Stability Control for Distributed Drive Electric Vehicles Using Particle Filter and Fuzzy Integral Sliding Mode Control

The Distributed Drive Electric Vehicles (DDEVs) features independently controllable torque at each wheel, with motors that respond quickly and precisely, effectively enhancing vehicle stability. Traditional vehicles typically employ hydraulic braking systems as actuators for Electronic Stability Control (ESC). In contrast, DDEVs can also achieve ESC control requirements with four independent drive motors. However, there are significant differences in control precision and response speed between the two types of actuators, rendering traditional ESC control strategies unsuitable for DDEVs.
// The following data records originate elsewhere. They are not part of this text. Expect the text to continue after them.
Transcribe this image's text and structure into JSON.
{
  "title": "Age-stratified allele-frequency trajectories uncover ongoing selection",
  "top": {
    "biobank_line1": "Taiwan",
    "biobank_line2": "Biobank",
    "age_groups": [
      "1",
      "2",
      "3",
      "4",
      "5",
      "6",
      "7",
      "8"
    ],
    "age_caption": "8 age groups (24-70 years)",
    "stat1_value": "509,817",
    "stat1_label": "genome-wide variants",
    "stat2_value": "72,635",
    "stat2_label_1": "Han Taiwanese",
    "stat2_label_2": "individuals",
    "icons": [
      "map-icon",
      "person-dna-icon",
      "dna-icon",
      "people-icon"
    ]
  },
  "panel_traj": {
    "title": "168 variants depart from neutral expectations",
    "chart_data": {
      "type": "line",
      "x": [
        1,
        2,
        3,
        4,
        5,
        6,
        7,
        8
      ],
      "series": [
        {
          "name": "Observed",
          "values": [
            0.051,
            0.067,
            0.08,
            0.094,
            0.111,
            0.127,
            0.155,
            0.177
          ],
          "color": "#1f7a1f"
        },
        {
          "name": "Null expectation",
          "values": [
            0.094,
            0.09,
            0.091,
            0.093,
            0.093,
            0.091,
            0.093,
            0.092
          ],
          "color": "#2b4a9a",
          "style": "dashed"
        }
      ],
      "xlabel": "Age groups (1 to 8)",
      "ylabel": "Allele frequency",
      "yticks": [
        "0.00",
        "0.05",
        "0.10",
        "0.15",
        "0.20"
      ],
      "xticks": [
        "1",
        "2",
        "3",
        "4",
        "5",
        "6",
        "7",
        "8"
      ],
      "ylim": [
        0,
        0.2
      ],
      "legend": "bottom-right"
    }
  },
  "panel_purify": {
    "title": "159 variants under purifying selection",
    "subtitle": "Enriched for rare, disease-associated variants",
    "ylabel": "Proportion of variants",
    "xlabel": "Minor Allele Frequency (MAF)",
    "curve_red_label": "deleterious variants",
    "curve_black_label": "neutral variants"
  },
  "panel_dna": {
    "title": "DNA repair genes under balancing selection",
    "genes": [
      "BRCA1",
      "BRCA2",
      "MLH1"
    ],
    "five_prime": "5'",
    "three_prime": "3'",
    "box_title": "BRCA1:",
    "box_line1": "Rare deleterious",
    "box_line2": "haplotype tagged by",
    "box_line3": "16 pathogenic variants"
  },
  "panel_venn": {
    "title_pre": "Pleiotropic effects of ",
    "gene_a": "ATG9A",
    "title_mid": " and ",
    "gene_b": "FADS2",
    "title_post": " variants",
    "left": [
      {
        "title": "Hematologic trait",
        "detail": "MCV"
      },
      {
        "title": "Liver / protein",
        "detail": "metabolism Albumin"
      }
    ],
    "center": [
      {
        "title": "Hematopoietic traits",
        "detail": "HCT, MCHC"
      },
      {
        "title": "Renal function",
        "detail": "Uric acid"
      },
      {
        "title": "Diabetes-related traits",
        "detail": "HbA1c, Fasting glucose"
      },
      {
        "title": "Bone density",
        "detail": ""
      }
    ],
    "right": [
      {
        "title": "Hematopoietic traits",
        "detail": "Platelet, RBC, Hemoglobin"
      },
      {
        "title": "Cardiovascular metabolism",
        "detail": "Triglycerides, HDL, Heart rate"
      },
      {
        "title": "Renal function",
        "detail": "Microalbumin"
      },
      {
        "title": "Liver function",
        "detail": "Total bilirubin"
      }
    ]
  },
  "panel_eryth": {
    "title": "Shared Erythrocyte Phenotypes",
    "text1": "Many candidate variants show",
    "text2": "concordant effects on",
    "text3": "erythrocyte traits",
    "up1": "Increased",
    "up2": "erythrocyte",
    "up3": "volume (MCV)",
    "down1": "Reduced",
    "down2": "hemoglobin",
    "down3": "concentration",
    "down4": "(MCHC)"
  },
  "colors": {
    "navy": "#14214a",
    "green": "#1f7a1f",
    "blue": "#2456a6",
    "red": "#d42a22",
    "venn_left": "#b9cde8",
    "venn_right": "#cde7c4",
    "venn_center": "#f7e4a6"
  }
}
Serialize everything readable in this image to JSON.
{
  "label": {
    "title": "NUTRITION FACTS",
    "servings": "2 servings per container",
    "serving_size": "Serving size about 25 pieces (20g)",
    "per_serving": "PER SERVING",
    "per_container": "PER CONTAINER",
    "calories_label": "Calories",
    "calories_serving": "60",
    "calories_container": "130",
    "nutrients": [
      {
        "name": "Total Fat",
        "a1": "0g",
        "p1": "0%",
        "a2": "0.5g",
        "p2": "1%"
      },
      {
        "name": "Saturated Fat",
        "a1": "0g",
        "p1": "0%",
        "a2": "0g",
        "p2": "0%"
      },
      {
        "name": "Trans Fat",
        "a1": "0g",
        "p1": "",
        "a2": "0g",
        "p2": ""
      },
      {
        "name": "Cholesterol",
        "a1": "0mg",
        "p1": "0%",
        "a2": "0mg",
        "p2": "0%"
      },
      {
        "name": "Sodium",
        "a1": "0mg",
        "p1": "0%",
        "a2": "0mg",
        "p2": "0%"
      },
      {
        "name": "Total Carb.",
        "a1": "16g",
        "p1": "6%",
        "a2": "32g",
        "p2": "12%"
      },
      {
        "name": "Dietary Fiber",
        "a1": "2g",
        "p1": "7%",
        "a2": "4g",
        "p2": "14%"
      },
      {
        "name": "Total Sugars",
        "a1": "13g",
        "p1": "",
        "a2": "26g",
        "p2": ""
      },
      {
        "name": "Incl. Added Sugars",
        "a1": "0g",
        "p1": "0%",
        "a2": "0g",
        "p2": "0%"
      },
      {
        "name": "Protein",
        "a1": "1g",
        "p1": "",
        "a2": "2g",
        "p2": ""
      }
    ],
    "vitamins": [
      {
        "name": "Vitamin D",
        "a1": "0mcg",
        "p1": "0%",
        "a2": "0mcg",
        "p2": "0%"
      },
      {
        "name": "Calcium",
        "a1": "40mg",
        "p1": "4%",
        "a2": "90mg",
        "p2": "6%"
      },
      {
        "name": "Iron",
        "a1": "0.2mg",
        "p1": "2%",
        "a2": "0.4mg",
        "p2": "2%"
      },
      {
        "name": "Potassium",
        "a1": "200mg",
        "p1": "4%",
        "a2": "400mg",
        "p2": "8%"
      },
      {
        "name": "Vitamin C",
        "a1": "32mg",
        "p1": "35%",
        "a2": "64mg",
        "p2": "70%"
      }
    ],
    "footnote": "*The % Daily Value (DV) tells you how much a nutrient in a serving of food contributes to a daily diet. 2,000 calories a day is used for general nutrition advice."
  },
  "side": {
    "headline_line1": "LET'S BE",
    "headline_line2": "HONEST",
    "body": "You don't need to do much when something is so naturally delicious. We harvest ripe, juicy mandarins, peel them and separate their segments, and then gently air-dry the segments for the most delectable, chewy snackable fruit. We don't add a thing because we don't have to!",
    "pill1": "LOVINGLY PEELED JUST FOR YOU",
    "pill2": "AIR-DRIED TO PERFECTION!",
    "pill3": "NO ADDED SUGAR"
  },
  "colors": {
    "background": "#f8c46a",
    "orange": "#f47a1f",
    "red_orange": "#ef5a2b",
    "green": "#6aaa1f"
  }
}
This paper proposes a layered ESC control strategy for DDEVs based on Particle Filte (PF) and Fuzzy Integral Sliding Mode Control (FISMC). First, the state estimation layer utilizes the PF algorithm to accurately estimate the center-of-gravity sideslip angle. The target torque decision layer consists of a PI vehicle speed tracking controller and a yaw moment controller. The yaw moment controller uses the FISMC algorithm to determine the additional yaw moment based on deviations between the actual and ideal values of the yaw rate and center-of-gravity sideslip angle, dynamically adjusting the sliding mode surface according to vehicle state and driving conditions. Finally, the target torque allocation layer dynamically distributes drive and regenerative braking torques to each wheel based on variations in tire vertical load. Compared to traditional ESC control strategies, the proposed control strategy is validated through joint simulations in MATLAB/Simulink and CarSim under double lane change and J-turn conditions. The results demonstrate that the proposed strategy offers high precision in estimating the center-of-gravity sideslip angle, effectively adapts to changes in driving conditions while maintaining stable vehicle speed, and improves the stability control performance of the DDEVs.